The last two authors are award-winning Black Nova Scotians. Indeed, Clarke
was the 2002 recipient of Canada’s most prestigious literary prize, the Governor
General’s Award.
Conclusion
The hardworking and humble educators and parents, selfless volunteer
contributors of their time and energies, who made these recommendations
honestly and honorably, had to contend with the stigma of being called ‘benign
censors’ as they were shamelessly branded. Their well-reasoned and reasonable
opposition, based on a clear and sound understanding of history and education,
was caricatured and demeaned. The dominant media, within and without Nova
Scotia, affirmed that the degrading portrayal of an entire people, the continual
depiction of servitude and the negation of historical agency are the hallmarks of
classic literature. What prevailed were the outdated ideas of the nineteenth
century, affinity and devotion to paternalistic conceptions of society; a reflection
of the imbalance of power and marginalization embedded in the status quo.
In short, the media’s response amounted to a defense of ‘freedom’ for racist
literature. The issue cannot be reduced to a matter of technical arguments and
justifications or the advocating of a parallel ‘anti-racist’ curriculum. The racists
today masquerade as ‘anti-racists’, the opponents of ‘hate literature’. The media’s
editorializing against all ‘censorship’ and ‘banning’ includes vigorous hostility to
the censorship and banning of racism. Its advocacy of freedom of speech
includes freedom of speech for racists and fascists. There cannot be the slightest
mystery about how racism works, particularly its intertwining with the state.

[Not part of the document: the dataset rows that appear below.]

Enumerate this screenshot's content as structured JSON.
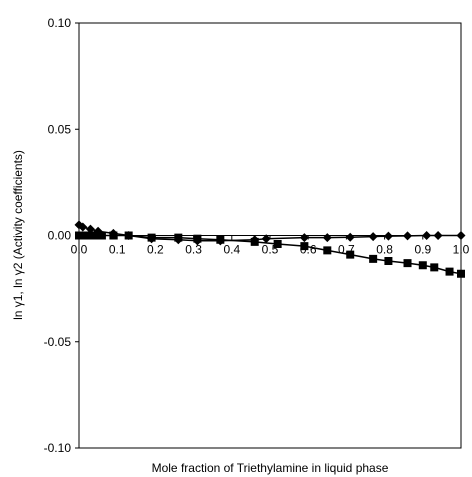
{
  "chart_data": {
    "type": "line",
    "title": "",
    "xlabel": "Mole fraction of Triethylamine in liquid phase",
    "ylabel": "ln γ1, ln γ2 (Activity coefficients)",
    "xlim": [
      0,
      1
    ],
    "ylim": [
      -0.1,
      0.1
    ],
    "xticks": [
      "0.0",
      "0.1",
      "0.2",
      "0.3",
      "0.4",
      "0.5",
      "0.6",
      "0.7",
      "0.8",
      "0.9",
      "1.0"
    ],
    "yticks": [
      "0.10",
      "0.05",
      "0.00",
      "-0.05",
      "-0.10"
    ],
    "grid": false,
    "legend": "none",
    "series": [
      {
        "marker": "diamond",
        "color": "#000000",
        "x": [
          0.0,
          0.01,
          0.03,
          0.05,
          0.09,
          0.13,
          0.19,
          0.26,
          0.31,
          0.37,
          0.46,
          0.49,
          0.59,
          0.65,
          0.71,
          0.77,
          0.81,
          0.86,
          0.91,
          0.94,
          1.0
        ],
        "y": [
          0.005,
          0.004,
          0.003,
          0.002,
          0.001,
          0.0,
          -0.0015,
          -0.002,
          -0.0025,
          -0.0025,
          -0.002,
          -0.0015,
          -0.001,
          -0.001,
          -0.0008,
          -0.0005,
          -0.0003,
          -0.0002,
          0.0,
          0.0,
          0.0
        ]
      },
      {
        "marker": "square",
        "color": "#000000",
        "x": [
          0.0,
          0.01,
          0.02,
          0.04,
          0.06,
          0.09,
          0.13,
          0.19,
          0.26,
          0.31,
          0.37,
          0.46,
          0.52,
          0.59,
          0.65,
          0.71,
          0.77,
          0.81,
          0.86,
          0.9,
          0.93,
          0.97,
          1.0
        ],
        "y": [
          0.0,
          0.0,
          0.0,
          0.0,
          0.0,
          0.0,
          0.0,
          -0.001,
          -0.001,
          -0.0015,
          -0.002,
          -0.003,
          -0.004,
          -0.005,
          -0.007,
          -0.009,
          -0.011,
          -0.012,
          -0.013,
          -0.014,
          -0.015,
          -0.017,
          -0.018
        ]
      }
    ]
  }
}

Neither fully curable nor manageable in the present social order, racism cannot
be tackled at leisure; it must be combated in all its forms, without pause.
However, in this struggle educators and writers must not forget that they are not
dealing with an honorable media; that dirty and ruthless political warfare is being
waged over the question of racism on the front of literature and ideology.